I was reading the new xojo release notes and found a bit about superseding the string type for a new text variable. How are we supposed to use this new variable mode and how should we refactor if we have a string that includes both text and numbers in future versions?
So if i throw some int32/64 values into a text variable everything should be fine? If I have a ansi or everything but utf8 encoded textinputstream how can i pass the encoding to the unicode-only based text variable?
Is this simply but a rename or there is some caveats we should be aware of compared to the Ye Olde String?
The big difference is that String was really just a “bag of bytes”. Text is for, well, text and does not deal with bytes.[/quote]
That doesn’t sound very good, is this a one way street? Is string going away without a valid replacement? Textinputstream is still giving me a string so i’ll have to keep my code as it is but I don’t like the idea of refactor the code without much of a reason to do so. Adding a text variable option and leaving string as it is would have been a tad less obnoxious.
Text has a mechanism to convert to & from raw bytes using a specific encoding
The reason an encoding is required is that different encodings can result in different byte sequences
Excuse my ignorance on the subject but now I will have to declare string as text?
Like: dim T1 as string = dim t1 as text
sorry if my question and very basic.[/quote]
Apparently it’s a prerequisite of ios applications, the remaining platforms haven’t got any hard requirement yet(most of the desktop framework still output strings last time I’ve checked). You must use strings now but expect to switch them to text in a few versions.
So, I need to write an ASCII STRING out a serial port or receive same on a serial port.
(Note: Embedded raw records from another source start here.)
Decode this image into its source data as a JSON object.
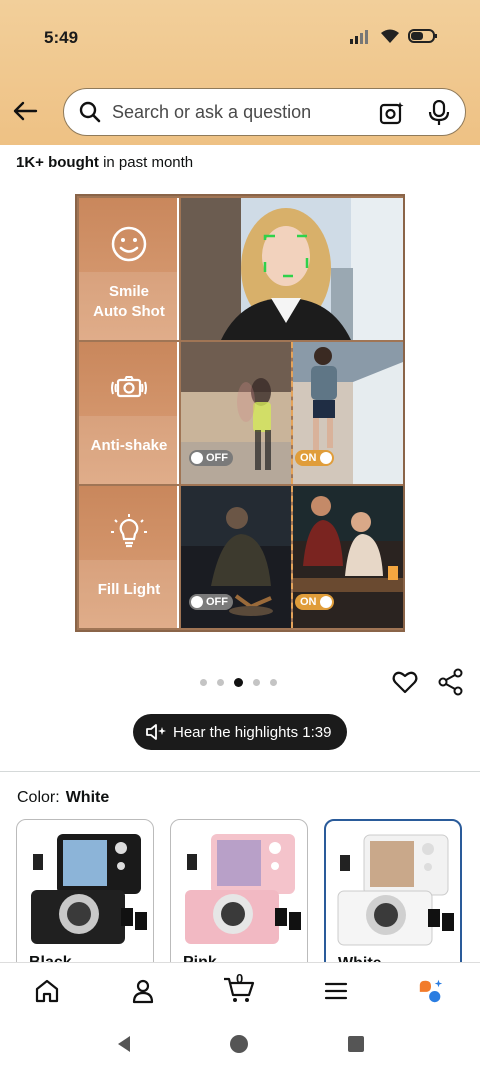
{
  "status_bar": {
    "time": "5:49"
  },
  "search": {
    "placeholder": "Search or ask a question"
  },
  "bought": {
    "bold": "1K+ bought",
    "rest": " in past month"
  },
  "product_image": {
    "rows": [
      {
        "label_lines": [
          "Smile",
          "Auto Shot"
        ],
        "icon": "smile-face-icon"
      },
      {
        "label_lines": [
          "Anti-shake"
        ],
        "icon": "camera-shake-icon",
        "off": "OFF",
        "on": "ON"
      },
      {
        "label_lines": [
          "Fill Light"
        ],
        "icon": "light-bulb-icon",
        "off": "OFF",
        "on": "ON"
      }
    ]
  },
  "pager": {
    "count": 5,
    "active": 2
  },
  "audio": {
    "label": "Hear the highlights 1:39"
  },
  "color": {
    "label": "Color:",
    "value": "White"
  },
  "swatches": [
    {
      "label": "Black"
    },
    {
      "label": "Pink"
    },
    {
      "label": "White"
    }
  ],
  "cart": {
    "count": "0"
  },
  "colors": {
    "header": "#eec184",
    "accent": "#e09d3a",
    "selected_border": "#2a5b9a"
  }
}
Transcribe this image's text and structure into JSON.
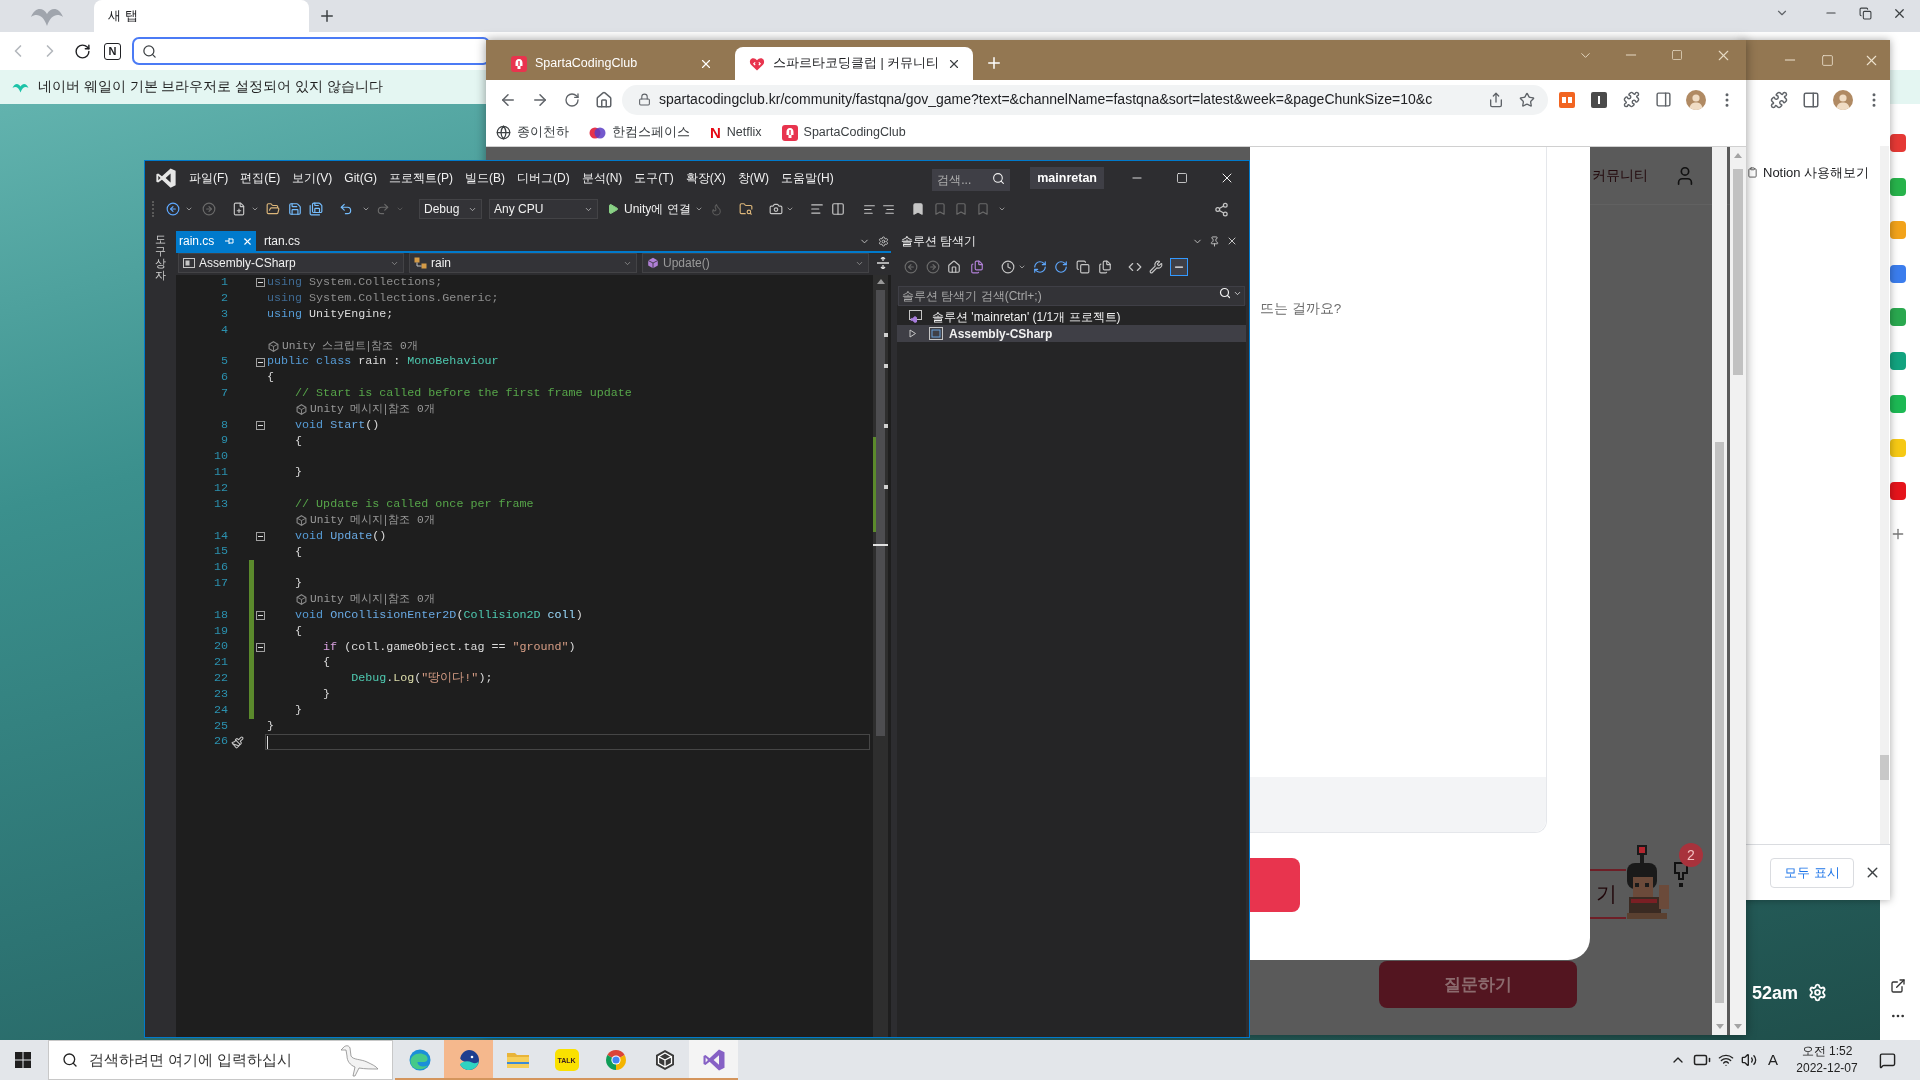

What would I need to do to get that in or out of text? Sorry for the noise, Paul’s post, above, covers this, I guess.
As of today - nothing
You can just read & write string as always
For now I wouldn’t do anything with / to / for / about using strings and serial ports as there are no advantages to this TODAY
All you’ll end up doing is using the TEXT type and converting to / from string to read & write the serial port
There are lots of different ways to encode characters into bytes. Most of them are very limited, only defining encodings for some characters, and even when they define encodings for the same characters, they often use different bytes.
The only encodings which can represent every character are the Unicode encodings: UTF-8, UTF-16, UTF-32.
The old String type tries to represent either text or bytes or both, and as a result it’s complicated and confusing. The new framework makes it very simple: text is characters, and if you want to convert to or from an array of bytes (or an old-fashioned String), you have to be clear about the encoding you intend to use.
When you say that you want to write an ASCII string to a serial port - well, you are actually writing bytes to the serial port, because you are doing something concrete, something that interchanges with other programs or machines. So you would convert the text to bytes, and you would do so using the ASCII encoding. Conversely, you can translate some bytes, contained in a string or a memoryblock, up to a Text value by specifying the encoding that was used to generate them.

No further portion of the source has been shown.